Baker gave up three runs to the Mariners, two of which came in the second inning. Baker issued a leadoff walk to Raul Ibanez, and Jose Lopez followed with a double to left field that put runners at second third with no outs. Jeff Clement singled on a hard-hit ball up the middle that deflected off Baker's glove into center field, scoring Ibanez and Lopez to give Seattle a 2-0 lead.
"I felt like I had pretty good stuff tonight," Baker said. "You see these guys three times, you aren't going to fool them. It basically comes down to executing pitches, and you know, some I executed and some I didn't."
Despite working his way out of another jam in the fourth, Baker (7-4) managed to keep it a two-run game until the sixth, when Minnesota came back to knot the score at 2.
Alexi Casilla's bunt single led off the second inning, and he advanced to second on a throwing error by Mariners starter Ryan Rowland-Smith. After advancing to third on a Joe Mauer single, Casilla then scored when Morneau grounded into a double play. Randy Ruiz's two-out solo homer to right field later in the inning, his first Major League home run, tied the score.

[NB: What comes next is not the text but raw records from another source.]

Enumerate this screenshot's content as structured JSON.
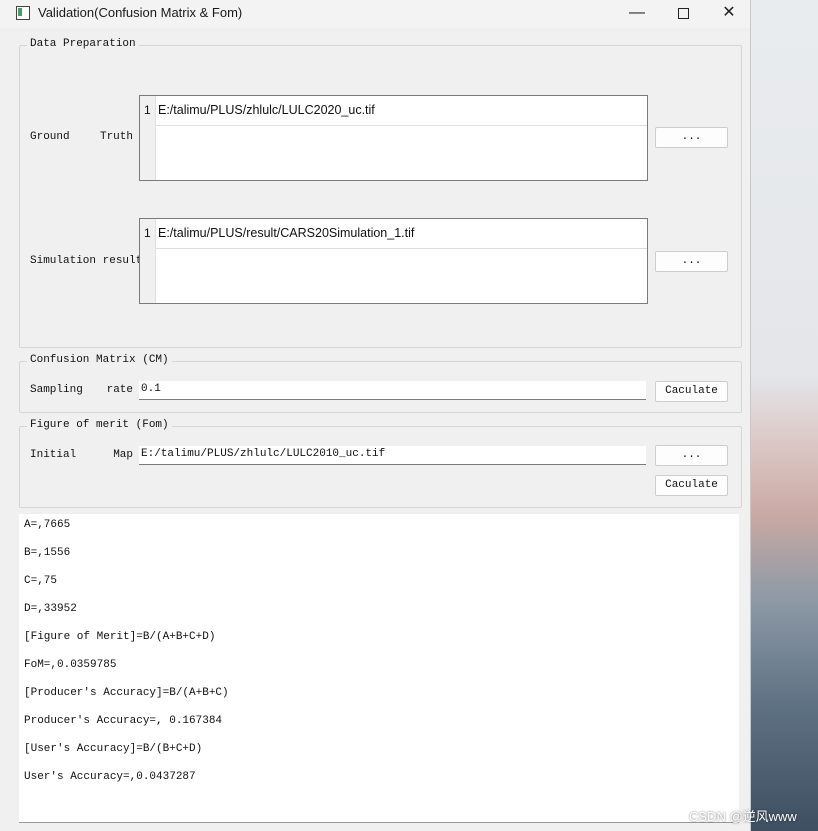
{
  "window": {
    "title": "Validation(Confusion Matrix & Fom)"
  },
  "data_prep": {
    "group_title": "Data Preparation",
    "ground_truth": {
      "label_words": [
        "Ground",
        "Truth"
      ],
      "line_number": "1",
      "path": "E:/talimu/PLUS/zhlulc/LULC2020_uc.tif",
      "browse_label": "..."
    },
    "simulation": {
      "label": "Simulation result",
      "line_number": "1",
      "path": "E:/talimu/PLUS/result/CARS20Simulation_1.tif",
      "browse_label": "..."
    }
  },
  "confusion_matrix": {
    "group_title": "Confusion Matrix (CM)",
    "label_words": [
      "Sampling",
      "rate"
    ],
    "sampling_rate": "0.1",
    "calculate_label": "Caculate"
  },
  "fom": {
    "group_title": "Figure of merit (Fom)",
    "label_words": [
      "Initial",
      "Map"
    ],
    "path": "E:/talimu/PLUS/zhlulc/LULC2010_uc.tif",
    "browse_label": "...",
    "calculate_label": "Caculate"
  },
  "output": {
    "lines": [
      "A=,7665",
      "B=,1556",
      "C=,75",
      "D=,33952",
      "[Figure of Merit]=B/(A+B+C+D)",
      "FoM=,0.0359785",
      "[Producer's Accuracy]=B/(A+B+C)",
      "Producer's Accuracy=, 0.167384",
      "[User's Accuracy]=B/(B+C+D)",
      "User's Accuracy=,0.0437287"
    ]
  },
  "watermark": "CSDN @逆风www"
}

But that tie would be very short-lived. In the bottom of the sixth, a leadoff double by Adrian Beltre proved costly when he scored on Lopez's RBI single to left field to make it a 3-2 Mariners lead.
"The difficult part about it was when we finally break through and tie the ballgame back up, and we go out the next inning and give it right back," manager Ron Gardenhire said. "That always deflates you."
The Twins never really had a scoring threat after the sixth and were left to lament earlier scoring opportunities that went wasted.
In three of the first four innings, the leadoff hitters reached base off Rowland-Smith and not one was able to score. Most frustrating perhaps was Morneau's leadoff double in the fourth, when the ensuing batters were unable to even move him over to third.
"We felt like we had some opportunities to score some runs, like Morneau on second base with no outs and I couldn't get him over," Ruiz said. "I rolled over to short and he stayed at second. Everybody else couldn't get him over either. But I should been moving him over so somebody could drive him in. I felt like I didn't do my part."
So perhaps it's a case of some of the young hitters pressing with the team in the midst of a pennant chase?
"No, I just don't think we've had enough energy or playing with enough enthusiasm," Morneau said. "We need to go out and make things happen instead of sitting back and hoping we are going to do it,."
The loss dropped the Twins to two games back to Chicago in the American League Central race after the White Sox defeated Baltimore, 8-3, earlier in the day.
After suffering four straight close losses, the question for the Twins becomes have they reached the point yet where being that close to a win isn't enough?
"No, because if we had a chance to win, we had a chance," Baker said. "We would like to pull these games out. I wouldn't say they are must win games just yet but they are getting pretty close. So, it's kind of a case we are doing the best we can and we feel things will eventually work out."